A new group of young Mormon missionaries pounds the Los Angeles pavement in “States of Grace,” writer-director Richard Dutcher’s five-years-later follow-up to his surprise hit “God’s Army.” But audiences expecting the same gentle, at-times comic view of missionary life will instead find an uncompromising, disconsolate pic about crises of faith, much closer to Dutcher’s violent 2001 thriller “Brigham City.” That plus a formidable (not entirely justified) two-hours-plus running time spells an uphill commercial battle for self-distributed pic, which opened in Utah and Idaho today, with a nationwide rollout planned for early 2006.
Whereas “God’s Army” focused on a longtime missionary and his wet-behind-the-ears protege, “States of Grace” finds a similar dynamic in the relationship between Elder Lozano (Ignacio Serricchio), a Latino missionary who’s literally counting the days until the end of his mission, and Elder Farrell (Lucas Fleischer), a wide-eyed rube seemingly immune to cynicism.

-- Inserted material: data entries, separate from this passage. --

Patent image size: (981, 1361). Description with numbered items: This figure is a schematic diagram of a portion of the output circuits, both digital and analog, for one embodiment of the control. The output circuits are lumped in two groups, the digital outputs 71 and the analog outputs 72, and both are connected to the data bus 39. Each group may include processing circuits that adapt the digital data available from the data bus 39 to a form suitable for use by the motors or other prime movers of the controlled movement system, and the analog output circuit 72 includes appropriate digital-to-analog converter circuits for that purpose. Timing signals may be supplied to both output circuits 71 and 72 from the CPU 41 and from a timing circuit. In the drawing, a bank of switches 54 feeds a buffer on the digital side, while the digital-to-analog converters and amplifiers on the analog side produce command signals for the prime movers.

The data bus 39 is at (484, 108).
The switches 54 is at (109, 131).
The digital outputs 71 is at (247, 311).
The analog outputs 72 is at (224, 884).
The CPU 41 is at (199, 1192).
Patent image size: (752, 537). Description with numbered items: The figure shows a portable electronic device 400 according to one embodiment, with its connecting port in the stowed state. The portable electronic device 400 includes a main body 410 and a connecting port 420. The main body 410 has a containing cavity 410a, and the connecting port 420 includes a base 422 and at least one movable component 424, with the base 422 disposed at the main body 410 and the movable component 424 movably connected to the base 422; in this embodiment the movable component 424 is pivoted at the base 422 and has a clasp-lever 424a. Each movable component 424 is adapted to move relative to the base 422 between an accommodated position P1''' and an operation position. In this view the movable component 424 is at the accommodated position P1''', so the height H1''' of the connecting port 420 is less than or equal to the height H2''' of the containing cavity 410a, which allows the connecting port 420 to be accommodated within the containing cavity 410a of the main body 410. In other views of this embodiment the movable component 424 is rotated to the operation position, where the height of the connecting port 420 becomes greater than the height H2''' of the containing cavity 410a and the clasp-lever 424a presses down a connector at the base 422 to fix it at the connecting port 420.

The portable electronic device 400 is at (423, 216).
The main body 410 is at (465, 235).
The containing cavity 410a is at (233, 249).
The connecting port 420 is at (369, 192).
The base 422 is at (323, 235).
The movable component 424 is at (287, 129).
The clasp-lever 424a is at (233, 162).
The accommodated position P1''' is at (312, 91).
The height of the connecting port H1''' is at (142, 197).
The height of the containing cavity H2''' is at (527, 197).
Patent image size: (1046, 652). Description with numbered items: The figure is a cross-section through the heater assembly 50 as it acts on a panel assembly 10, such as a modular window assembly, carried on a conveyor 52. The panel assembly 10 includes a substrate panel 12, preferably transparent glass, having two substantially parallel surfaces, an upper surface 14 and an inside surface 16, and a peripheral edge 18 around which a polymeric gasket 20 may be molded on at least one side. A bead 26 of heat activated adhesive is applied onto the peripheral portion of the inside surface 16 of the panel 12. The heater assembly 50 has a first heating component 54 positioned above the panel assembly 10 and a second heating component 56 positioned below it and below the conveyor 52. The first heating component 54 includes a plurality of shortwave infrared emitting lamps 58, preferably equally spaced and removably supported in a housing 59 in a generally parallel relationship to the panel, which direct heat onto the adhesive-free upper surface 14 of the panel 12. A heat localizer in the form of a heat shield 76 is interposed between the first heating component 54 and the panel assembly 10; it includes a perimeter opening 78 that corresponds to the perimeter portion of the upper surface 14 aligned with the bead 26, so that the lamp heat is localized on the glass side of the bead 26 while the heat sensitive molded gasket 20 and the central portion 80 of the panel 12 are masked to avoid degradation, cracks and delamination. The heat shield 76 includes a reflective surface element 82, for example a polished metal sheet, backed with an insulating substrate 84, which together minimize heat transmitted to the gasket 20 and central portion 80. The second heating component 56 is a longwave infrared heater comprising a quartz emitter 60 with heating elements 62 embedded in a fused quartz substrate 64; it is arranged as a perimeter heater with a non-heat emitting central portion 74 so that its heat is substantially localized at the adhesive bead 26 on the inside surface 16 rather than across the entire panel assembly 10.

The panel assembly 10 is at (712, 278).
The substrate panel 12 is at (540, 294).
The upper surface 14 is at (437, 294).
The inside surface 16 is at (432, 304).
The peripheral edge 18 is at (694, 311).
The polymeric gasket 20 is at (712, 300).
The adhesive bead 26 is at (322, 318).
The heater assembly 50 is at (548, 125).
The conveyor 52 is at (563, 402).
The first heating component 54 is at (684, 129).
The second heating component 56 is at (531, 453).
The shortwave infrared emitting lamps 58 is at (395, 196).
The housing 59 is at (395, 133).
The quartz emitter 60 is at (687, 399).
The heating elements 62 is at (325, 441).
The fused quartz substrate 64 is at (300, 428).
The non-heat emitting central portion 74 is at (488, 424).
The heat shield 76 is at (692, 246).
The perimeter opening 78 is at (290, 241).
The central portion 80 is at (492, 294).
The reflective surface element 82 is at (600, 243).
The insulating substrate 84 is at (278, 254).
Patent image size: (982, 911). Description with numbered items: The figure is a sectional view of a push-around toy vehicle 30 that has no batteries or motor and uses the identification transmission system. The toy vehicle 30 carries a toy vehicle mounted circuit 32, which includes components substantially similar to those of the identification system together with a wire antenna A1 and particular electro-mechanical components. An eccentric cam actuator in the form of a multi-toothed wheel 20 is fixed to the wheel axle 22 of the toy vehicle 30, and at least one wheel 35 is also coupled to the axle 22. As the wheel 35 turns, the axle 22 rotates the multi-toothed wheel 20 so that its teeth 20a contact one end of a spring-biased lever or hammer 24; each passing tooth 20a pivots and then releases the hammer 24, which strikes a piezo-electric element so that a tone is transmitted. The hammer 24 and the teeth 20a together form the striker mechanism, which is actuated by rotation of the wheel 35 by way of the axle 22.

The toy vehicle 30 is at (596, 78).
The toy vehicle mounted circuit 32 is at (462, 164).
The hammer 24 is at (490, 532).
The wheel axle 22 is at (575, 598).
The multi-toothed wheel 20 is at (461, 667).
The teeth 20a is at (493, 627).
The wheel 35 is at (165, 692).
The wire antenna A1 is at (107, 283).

New pic’s tone is established early on, when the streets of Venice, Calif., become the backdrop for a nerve-jangling drive-by shooting, with Lozano and Farrell caught in the fray. When the hail of bullets stops, they come to the aid of the intended victim, African-American gang member Carl (Lamont Stephens).
When Lozano rips off his shirt to make a bandage, he reveals a body filled with gang tattoos and scars from bullet wounds — vestiges of the life he led before he found God.
Upon Carl’s recovery, he and Lozano develop a grudging rapport, and it’s not long before the gang-banger expresses his interest in becoming a Mormon — a transformation that might easily have seemed contrived, but which, to the film’s credit, is rendered believably and with little fanfare.
Like its predecessor, “States of Grace” suggests that the most meaningful acts of conversion are often the unpremeditated ones, with Carl’s eagerness contrasted against montages of Lozano and Farrell futilely traipsing door-to-door, peddling “The Book of Mormon” to the uninterested.
A less harshly realistic film might have ended there, but in “States of Grace,” Carl’s getting religion proves easier said than done, as he is pressured by fair-weather friends and even his own younger brother to take revenge on his would-be assassins. Carl’s inner struggle is, in turn, mirrored by Lozano’s conflicted feelings about his continuing role in the church and by Farrell’s own drift into temptation when he falls for an aspiring actress (Rachel Emmers).
Those may not sound like life-altering dilemmas, but part of Dutcher’s skill as a filmmaker is his ability to make even a non-Mormon audience understand the moral weights his characters feel hanging over their heads.
As it progresses into darker waters, “States of Grace” feels like a personal catharsis for Dutcher and his own questions of faith, somewhat like “The Passion of the Christ” seemed to be for Mel Gibson. Yet, as Dutcher cross-cuts between pic’s three primary storylines, “States of Grace” loses much of the initial tension it has amassed. Part of the problem is that, while the Argentine-born Serricchio proves a powerful screen presence in his feature film debut, fellow newcomers Fleischer and Emmers fail to bring the same potency.
Pic’s midsection gets bogged down in heavy speechifying and a subplot about a homeless street-corner preacher (Jo-Sei Ikeda). Though the movie gets back on track for a tense third act, this is the first of Dutcher’s pics on which he has served as the sole credited editor, and one senses that an extra pair of hands in the cutting room might have been beneficial.
Tech credits, as per usual with Dutcher, belie pic’s low budget, particularly lenser Ken Glassing’s ace location shooting in and around Santa Monica and Venice.
In Utah, Idaho and other Mormon-populous markets, pic is being marketed as “God’s Army 2: States of Grace,” though fleeting cameo appearances by “God’s Army” cast members DeSean Terry, Jeff Kelly and John Pentecost are the only concrete ties between the two films.